Open ndragazis opened 4 years ago
Hi Nikos,
Agreed the current implementation is not ideal for all cases. It's a tradeoff game - when there are many fibers it makes sense to steal a larger batch (stealing is not cheap, at least compared to popping from the local queue), but stealing too many when there are few fibers doesn't balance the work well. Another issue is that even maintaining a global count of runnable fibers slows down the scheduler.
In a real world workload the overhead of stealing or global counts probably won't be as visible though. Also, fibers could inspect the size of the source queue before stealing relatively cheaply.
In the C++ rewrite I mentioned in https://github.com/brianwatling/libfiber/issues/5#issuecomment-604776866 I used 4 for the number of fibers to steal. I still didn't implement a smarter heuristic for how many fibers to steal.

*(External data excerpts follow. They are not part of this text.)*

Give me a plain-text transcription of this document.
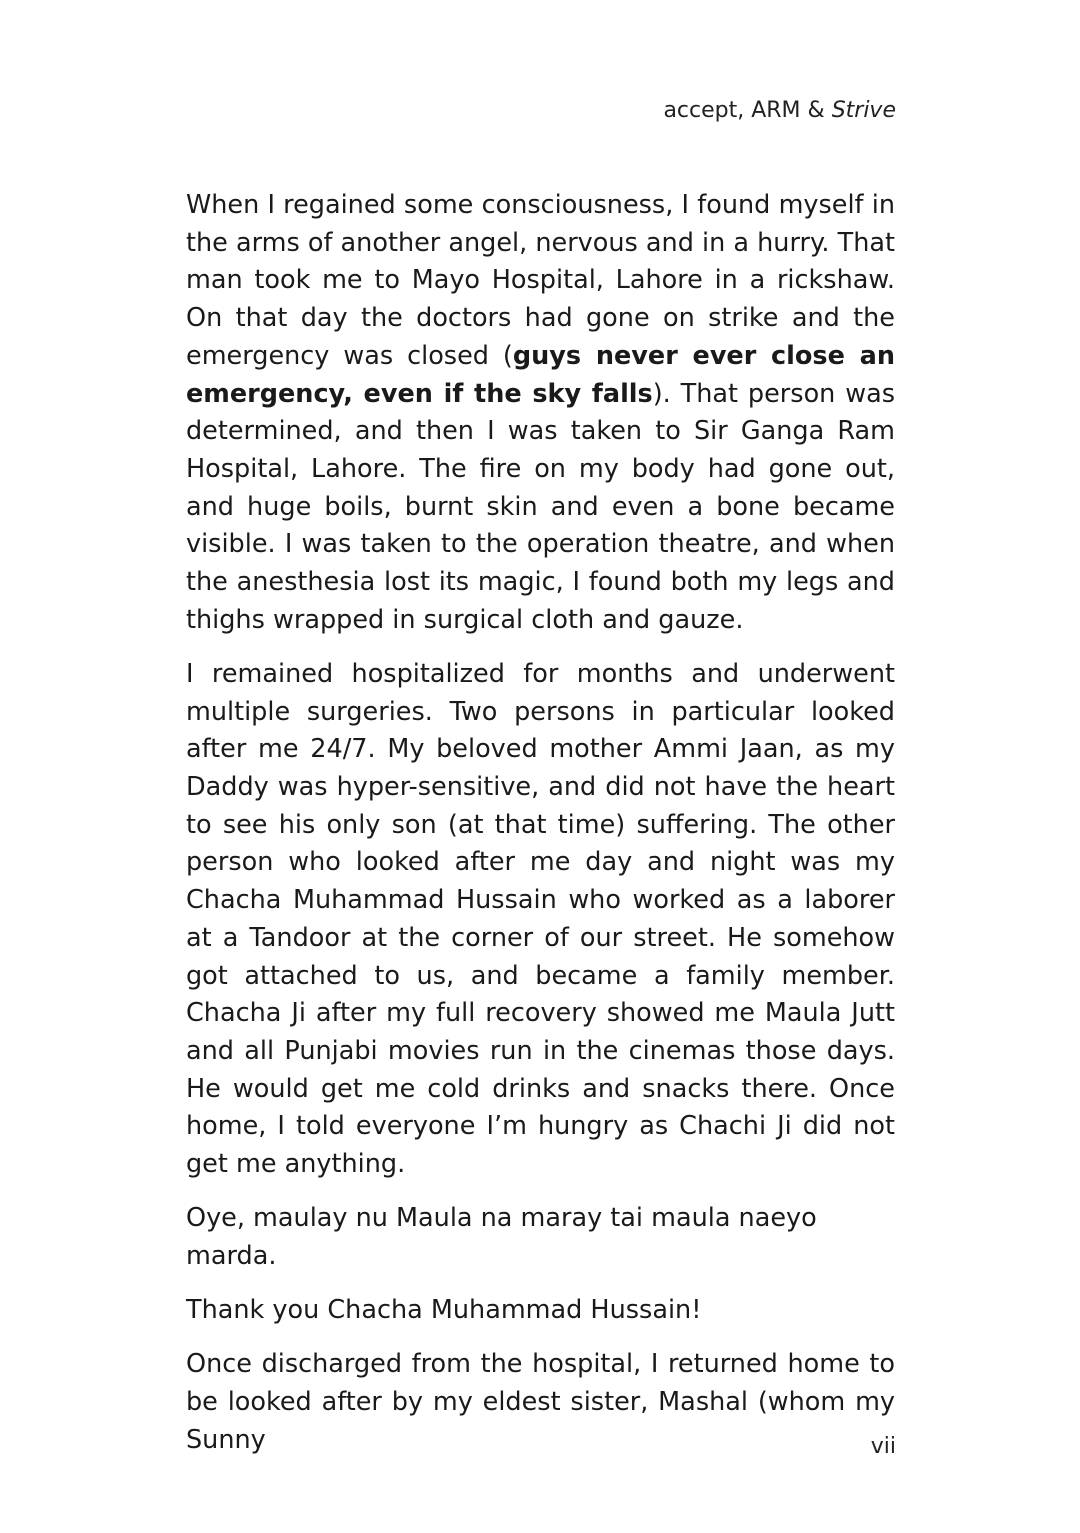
accept, ARM & Strive

When I regained some consciousness, I found myself in the arms of another angel, nervous and in a hurry. That man took me to Mayo Hospital, Lahore in a rickshaw. On that day the doctors had gone on strike and the emergency was closed (guys never ever close an emergency, even if the sky falls). That person was determined, and then I was taken to Sir Ganga Ram Hospital, Lahore. The fire on my body had gone out, and huge boils, burnt skin and even a bone became visible. I was taken to the operation theatre, and when the anesthesia lost its magic, I found both my legs and thighs wrapped in surgical cloth and gauze.

I remained hospitalized for months and underwent multiple surgeries. Two persons in particular looked after me 24/7. My beloved mother Ammi Jaan, as my Daddy was hyper-sensitive, and did not have the heart to see his only son (at that time) suffering. The other person who looked after me day and night was my Chacha Muhammad Hussain who worked as a laborer at a Tandoor at the corner of our street. He somehow got attached to us, and became a family member. Chacha Ji after my full recovery showed me Maula Jutt and all Punjabi movies run in the cinemas those days. He would get me cold drinks and snacks there. Once home, I told everyone I’m hungry as Chachi Ji did not get me anything.

Oye, maulay nu Maula na maray tai maula naeyo marda.

Thank you Chacha Muhammad Hussain!

Once discharged from the hospital, I returned home to be looked after by my eldest sister, Mashal (whom my Sunny	vii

I'd be happy to accept a pull request to tweak the number of fibers stolen (even 1 would probably work well enough if the fibers are doing any non trivial amount of work), make it configurable, or add other smarts to do better.
Brian
The current implementation of load balancing in the fifo scheduler is that it steals up to 16 fibers from the other schedulers. The fact that it uses the fixed value of 16 instead of taking into account the current overall load could lead one scheduler take all the load from another scheduler.